What does consumer product mean?
Consumer product is narrower than the everyday idea of any product a person might buy. In ESPR it excludes components and intermediate products, which draws a clean boundary around finished goods primarily intended for consumers.
Source context
ESPR Article 2 defines consumer product by primary consumer intent and explicitly excludes components and intermediate products. That source distinction keeps consumer-facing information design separate from upstream manufacturing or component-level evidence management.

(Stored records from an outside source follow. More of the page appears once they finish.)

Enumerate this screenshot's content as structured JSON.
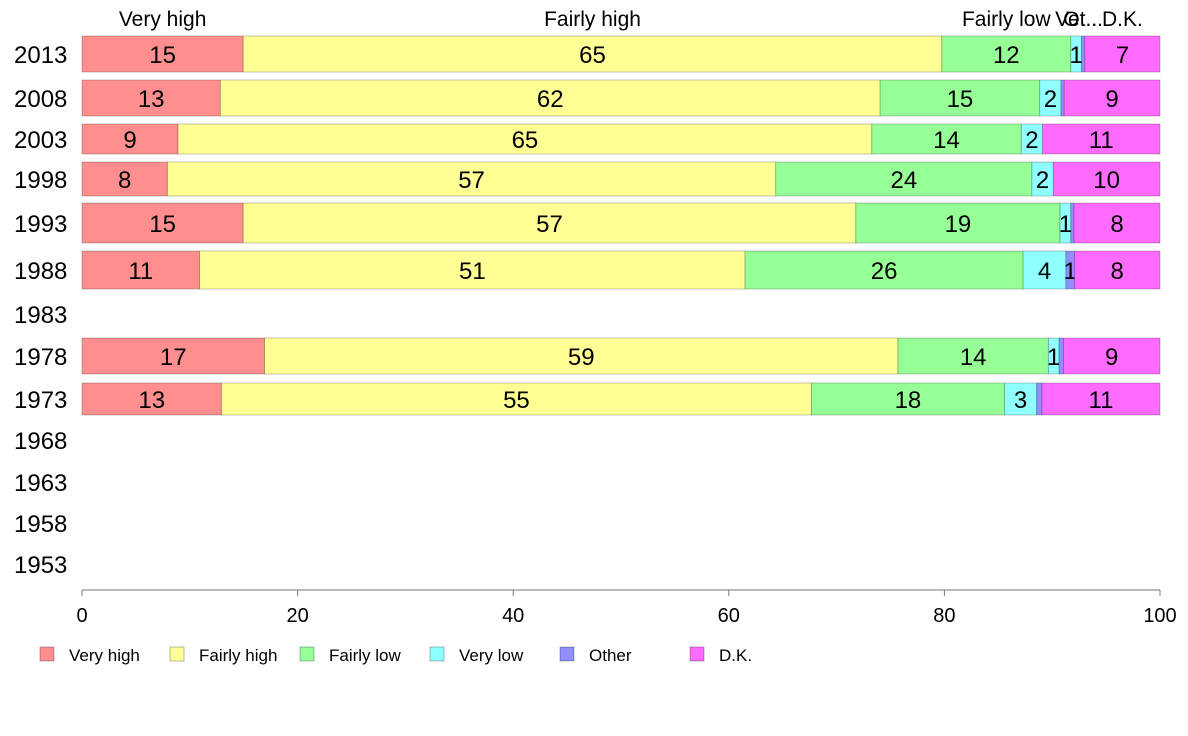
{
  "chart_data": {
    "type": "bar",
    "orientation": "horizontal",
    "stacked": true,
    "categories": [
      "2013",
      "2008",
      "2003",
      "1998",
      "1993",
      "1988",
      "1983",
      "1978",
      "1973",
      "1968",
      "1963",
      "1958",
      "1953"
    ],
    "series": [
      {
        "name": "Very high",
        "color": "#ff8f8f",
        "values": [
          15,
          13,
          9,
          8,
          15,
          11,
          null,
          17,
          13,
          null,
          null,
          null,
          null
        ]
      },
      {
        "name": "Fairly high",
        "color": "#ffff96",
        "values": [
          65,
          62,
          65,
          57,
          57,
          51,
          null,
          59,
          55,
          null,
          null,
          null,
          null
        ]
      },
      {
        "name": "Fairly low",
        "color": "#96ff96",
        "values": [
          12,
          15,
          14,
          24,
          19,
          26,
          null,
          14,
          18,
          null,
          null,
          null,
          null
        ]
      },
      {
        "name": "Very low",
        "color": "#8fffff",
        "values": [
          1,
          2,
          2,
          2,
          1,
          4,
          null,
          1,
          3,
          null,
          null,
          null,
          null
        ]
      },
      {
        "name": "Other",
        "color": "#8f8fff",
        "values": [
          0.3,
          0.3,
          0,
          0,
          0.3,
          0.8,
          null,
          0.4,
          0.5,
          null,
          null,
          null,
          null
        ]
      },
      {
        "name": "D.K.",
        "color": "#ff6bff",
        "values": [
          7,
          9,
          11,
          10,
          8,
          8,
          null,
          9,
          11,
          null,
          null,
          null,
          null
        ]
      }
    ],
    "segment_labels": [
      [
        "15",
        "65",
        "12",
        "1",
        "",
        "7"
      ],
      [
        "13",
        "62",
        "15",
        "2",
        "",
        "9"
      ],
      [
        "9",
        "65",
        "14",
        "2",
        "",
        "11"
      ],
      [
        "8",
        "57",
        "24",
        "2",
        "",
        "10"
      ],
      [
        "15",
        "57",
        "19",
        "1",
        "",
        "8"
      ],
      [
        "11",
        "51",
        "26",
        "4",
        "1",
        "8"
      ],
      [],
      [
        "17",
        "59",
        "14",
        "1",
        "",
        "9"
      ],
      [
        "13",
        "55",
        "18",
        "3",
        "",
        "11"
      ],
      [],
      [],
      [],
      []
    ],
    "top_labels": [
      "Very high",
      "Fairly high",
      "Fairly low",
      "Ve...",
      "Ot...",
      "D.K."
    ],
    "xlim": [
      0,
      100
    ],
    "xticks": [
      0,
      20,
      40,
      60,
      80,
      100
    ],
    "legend_position": "bottom",
    "grid": false
  }
}
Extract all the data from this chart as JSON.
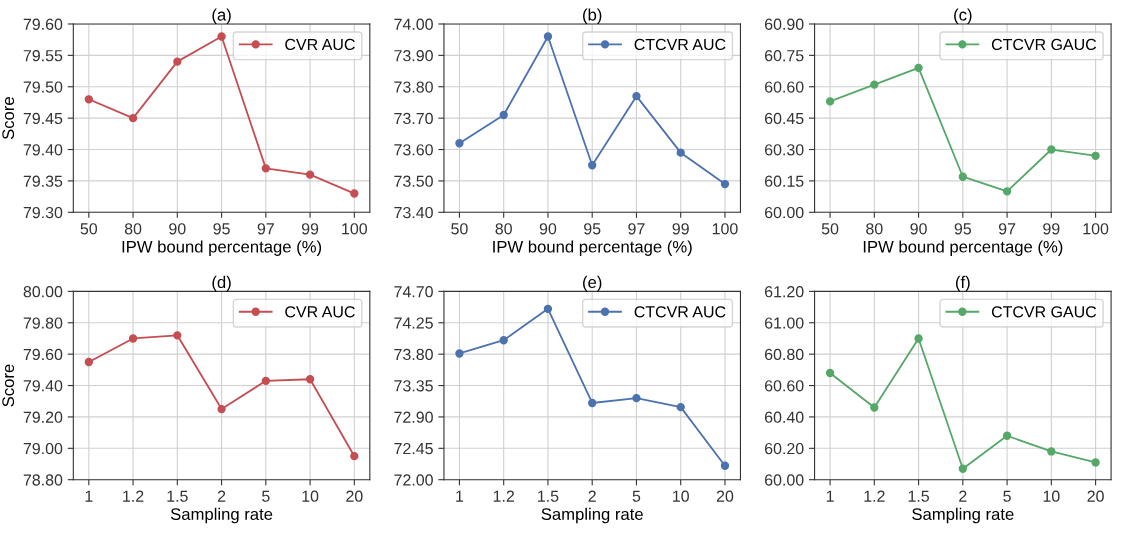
{
  "chart_data": [
    {
      "type": "line",
      "title": "(a)",
      "xlabel": "IPW bound percentage (%)",
      "ylabel": "Score",
      "categories": [
        "50",
        "80",
        "90",
        "95",
        "97",
        "99",
        "100"
      ],
      "series": [
        {
          "name": "CVR AUC",
          "color": "#c44e52",
          "values": [
            79.48,
            79.45,
            79.54,
            79.58,
            79.37,
            79.36,
            79.33
          ]
        }
      ],
      "ylim": [
        79.3,
        79.6
      ],
      "yticks": [
        {
          "value": 79.3,
          "label": "79.30"
        },
        {
          "value": 79.35,
          "label": "79.35"
        },
        {
          "value": 79.4,
          "label": "79.40"
        },
        {
          "value": 79.45,
          "label": "79.45"
        },
        {
          "value": 79.5,
          "label": "79.50"
        },
        {
          "value": 79.55,
          "label": "79.55"
        },
        {
          "value": 79.6,
          "label": "79.60"
        }
      ],
      "grid": true,
      "legend": "top right",
      "marker": "circle",
      "line_style": "solid"
    },
    {
      "type": "line",
      "title": "(b)",
      "xlabel": "IPW bound percentage (%)",
      "categories": [
        "50",
        "80",
        "90",
        "95",
        "97",
        "99",
        "100"
      ],
      "series": [
        {
          "name": "CTCVR AUC",
          "color": "#4c72b0",
          "values": [
            73.62,
            73.71,
            73.96,
            73.55,
            73.77,
            73.59,
            73.49
          ]
        }
      ],
      "ylim": [
        73.4,
        74.0
      ],
      "yticks": [
        {
          "value": 73.4,
          "label": "73.40"
        },
        {
          "value": 73.5,
          "label": "73.50"
        },
        {
          "value": 73.6,
          "label": "73.60"
        },
        {
          "value": 73.7,
          "label": "73.70"
        },
        {
          "value": 73.8,
          "label": "73.80"
        },
        {
          "value": 73.9,
          "label": "73.90"
        },
        {
          "value": 74.0,
          "label": "74.00"
        }
      ],
      "grid": true,
      "legend": "top right",
      "marker": "circle",
      "line_style": "solid"
    },
    {
      "type": "line",
      "title": "(c)",
      "xlabel": "IPW bound percentage (%)",
      "categories": [
        "50",
        "80",
        "90",
        "95",
        "97",
        "99",
        "100"
      ],
      "series": [
        {
          "name": "CTCVR GAUC",
          "color": "#55a868",
          "values": [
            60.53,
            60.61,
            60.69,
            60.17,
            60.1,
            60.3,
            60.27
          ]
        }
      ],
      "ylim": [
        60.0,
        60.9
      ],
      "yticks": [
        {
          "value": 60.0,
          "label": "60.00"
        },
        {
          "value": 60.15,
          "label": "60.15"
        },
        {
          "value": 60.3,
          "label": "60.30"
        },
        {
          "value": 60.45,
          "label": "60.45"
        },
        {
          "value": 60.6,
          "label": "60.60"
        },
        {
          "value": 60.75,
          "label": "60.75"
        },
        {
          "value": 60.9,
          "label": "60.90"
        }
      ],
      "grid": true,
      "legend": "top right",
      "marker": "circle",
      "line_style": "solid"
    },
    {
      "type": "line",
      "title": "(d)",
      "xlabel": "Sampling rate",
      "ylabel": "Score",
      "categories": [
        "1",
        "1.2",
        "1.5",
        "2",
        "5",
        "10",
        "20"
      ],
      "series": [
        {
          "name": "CVR AUC",
          "color": "#c44e52",
          "values": [
            79.55,
            79.7,
            79.72,
            79.25,
            79.43,
            79.44,
            78.95
          ]
        }
      ],
      "ylim": [
        78.8,
        80.0
      ],
      "yticks": [
        {
          "value": 78.8,
          "label": "78.80"
        },
        {
          "value": 79.0,
          "label": "79.00"
        },
        {
          "value": 79.2,
          "label": "79.20"
        },
        {
          "value": 79.4,
          "label": "79.40"
        },
        {
          "value": 79.6,
          "label": "79.60"
        },
        {
          "value": 79.8,
          "label": "79.80"
        },
        {
          "value": 80.0,
          "label": "80.00"
        }
      ],
      "grid": true,
      "legend": "top right",
      "marker": "circle",
      "line_style": "solid"
    },
    {
      "type": "line",
      "title": "(e)",
      "xlabel": "Sampling rate",
      "categories": [
        "1",
        "1.2",
        "1.5",
        "2",
        "5",
        "10",
        "20"
      ],
      "series": [
        {
          "name": "CTCVR AUC",
          "color": "#4c72b0",
          "values": [
            73.81,
            74.0,
            74.45,
            73.1,
            73.17,
            73.04,
            72.2
          ]
        }
      ],
      "ylim": [
        72.0,
        74.7
      ],
      "yticks": [
        {
          "value": 72.0,
          "label": "72.00"
        },
        {
          "value": 72.45,
          "label": "72.45"
        },
        {
          "value": 72.9,
          "label": "72.90"
        },
        {
          "value": 73.35,
          "label": "73.35"
        },
        {
          "value": 73.8,
          "label": "73.80"
        },
        {
          "value": 74.25,
          "label": "74.25"
        },
        {
          "value": 74.7,
          "label": "74.70"
        }
      ],
      "grid": true,
      "legend": "top right",
      "marker": "circle",
      "line_style": "solid"
    },
    {
      "type": "line",
      "title": "(f)",
      "xlabel": "Sampling rate",
      "categories": [
        "1",
        "1.2",
        "1.5",
        "2",
        "5",
        "10",
        "20"
      ],
      "series": [
        {
          "name": "CTCVR GAUC",
          "color": "#55a868",
          "values": [
            60.68,
            60.46,
            60.9,
            60.07,
            60.28,
            60.18,
            60.11
          ]
        }
      ],
      "ylim": [
        60.0,
        61.2
      ],
      "yticks": [
        {
          "value": 60.0,
          "label": "60.00"
        },
        {
          "value": 60.2,
          "label": "60.20"
        },
        {
          "value": 60.4,
          "label": "60.40"
        },
        {
          "value": 60.6,
          "label": "60.60"
        },
        {
          "value": 60.8,
          "label": "60.80"
        },
        {
          "value": 61.0,
          "label": "61.00"
        },
        {
          "value": 61.2,
          "label": "61.20"
        }
      ],
      "grid": true,
      "legend": "top right",
      "marker": "circle",
      "line_style": "solid"
    }
  ]
}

Official definitions by source
ESPR
Regulation (EU) 2024/1781 establishing a framework for the setting of ecodesign requirements for sustainable products
any product, excluding components and intermediate products, primarily intended for consumers;
Reference: Article 2, point 36
View official source
Practical application
Implementation records should capture the consumer-product flag, product-intent evidence, component exclusion, intermediate-product exclusion, user-instruction scope, information-access channel, data-carrier placement, and consumer-facing disclosure route.
Minespider commentary
Consumer product is a consumer-scope control: the evidence consequence is that finished goods primarily intended for consumers can be separated from component and intermediate-product evidence before product-information experiences are designed.
Common confusions
- Assuming every product in a supply chain is a consumer product.
- Forgetting that ESPR excludes components and intermediate products from this term.
- Designing consumer-facing information without separating it from upstream technical evidence.